Don’t think yoga is your thing? That’s fine. Slap on a pair of sweatpants and Google “stretching exercises.” Enjoy your 678,000,000 results. Then get to work on those hamstrings and quads.
All three methods offer a substantial benefit to your workout regimen. Utilized before or after exercise, they all show the potential to prepare muscle tissue, ligaments, and tendons for the increased work, they all show the potential to decrease after workout stiffness and relieve pain, and they all show the potential for increased blood flow, improved oxygenation, and overall better muscular performance.
Strengths and weaknesses?
The massage gun can be a little pricey, and limited in the areas it can address without help from another person. On the positive, it gets deep into the tissues, relaxing the muscles and working out the kinks. And make sure to proceed with caution to avoid any potential discomfort.
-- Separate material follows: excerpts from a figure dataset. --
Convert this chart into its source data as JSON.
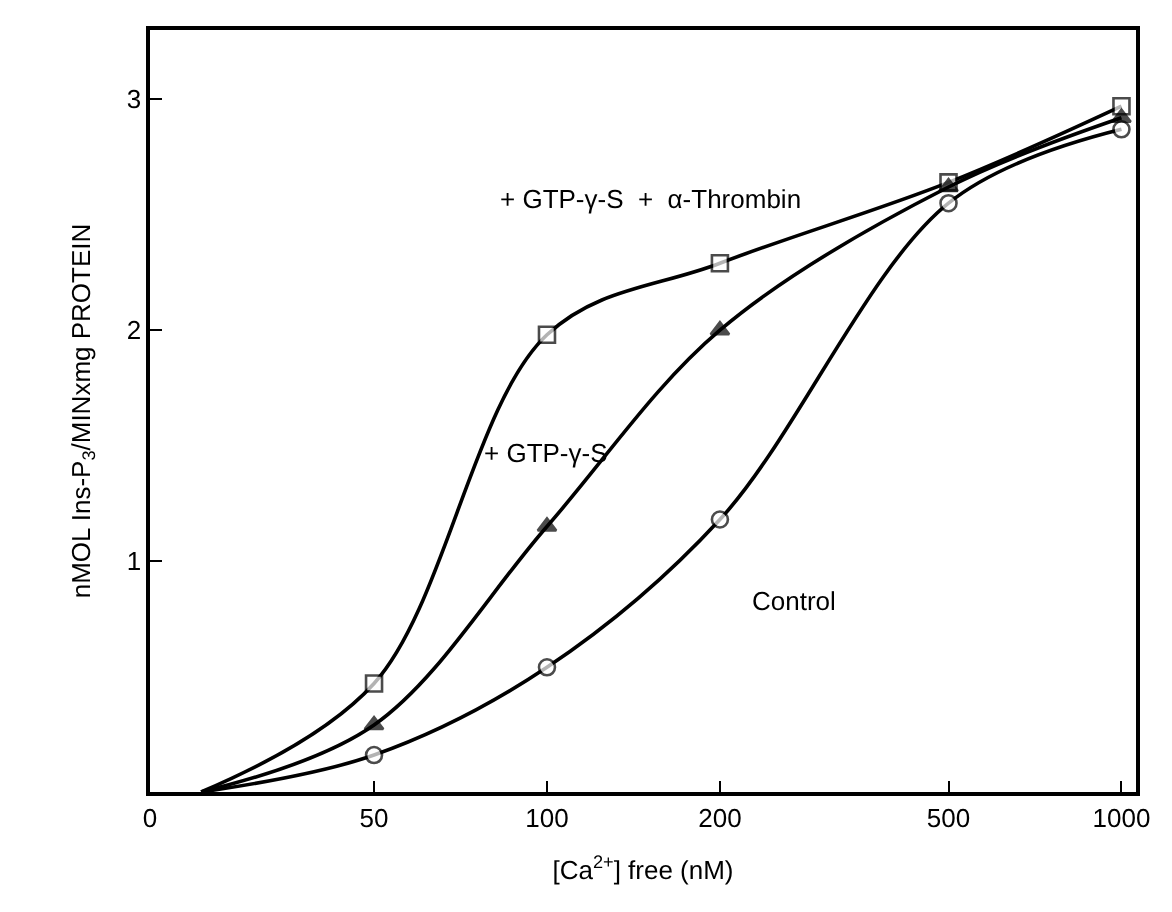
{
  "chart_data": {
    "type": "line",
    "xlabel": "[Ca$^{2+}$] free (nM)",
    "ylabel": "nMOL Ins-P$_{3}$/MINxmg PROTEIN",
    "log": "x",
    "xlim": [
      0,
      1060
    ],
    "xticks": [
      0,
      50,
      100,
      200,
      500,
      1000
    ],
    "ylim": [
      0,
      3.3
    ],
    "yticks": [
      1,
      2,
      3
    ],
    "legend": false,
    "line_style": "solid",
    "x": [
      25,
      50,
      100,
      200,
      500,
      1000
    ],
    "series": [
      {
        "name": "+ GTP-γ-S  +  α-Thrombin",
        "color": "#000000",
        "marker": "square",
        "values": [
          0,
          0.47,
          1.98,
          2.29,
          2.64,
          2.97
        ]
      },
      {
        "name": "+ GTP-γ-S",
        "color": "#000000",
        "marker": "triangle",
        "values": [
          0,
          0.29,
          1.15,
          2.0,
          2.62,
          2.92
        ]
      },
      {
        "name": "Control",
        "color": "#000000",
        "marker": "circle",
        "values": [
          0,
          0.16,
          0.54,
          1.18,
          2.55,
          2.87
        ]
      }
    ]
  }
}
The foam roller can be a little cumbersome at first, and requires some level of knowledge to use correctly. Its positives include being reasonably priced, fairly portable, and less risk of pain than the gun. That said, done incorrectly, this can be painful.
Dynamic stretching is best suited to pre-workout,k while static stretching is best done following an exercise routine. Though it can help with post-workout stiffness, studies have not found it to be particularly efficient for true deep tissue relaxation. Pre-workout, it warms and loosens the muscles and improves flexibility to decrease the risk of injury. Post-workout, it does relax the muscle fibers, just not the really deep, targeted tissue focus that foam rolling and the massage gun excel at.
For me? I’m going to do some dynamic stretching before my workout and use my foam roller for my post-workout routine. I’ll keep my massage gun at home for in between workout sessions. And . . . don’t forget to get your periodic massage sessions from your favorite massage therapist to keep you at your best! There is nothing bewtter than educated therapeutic touch!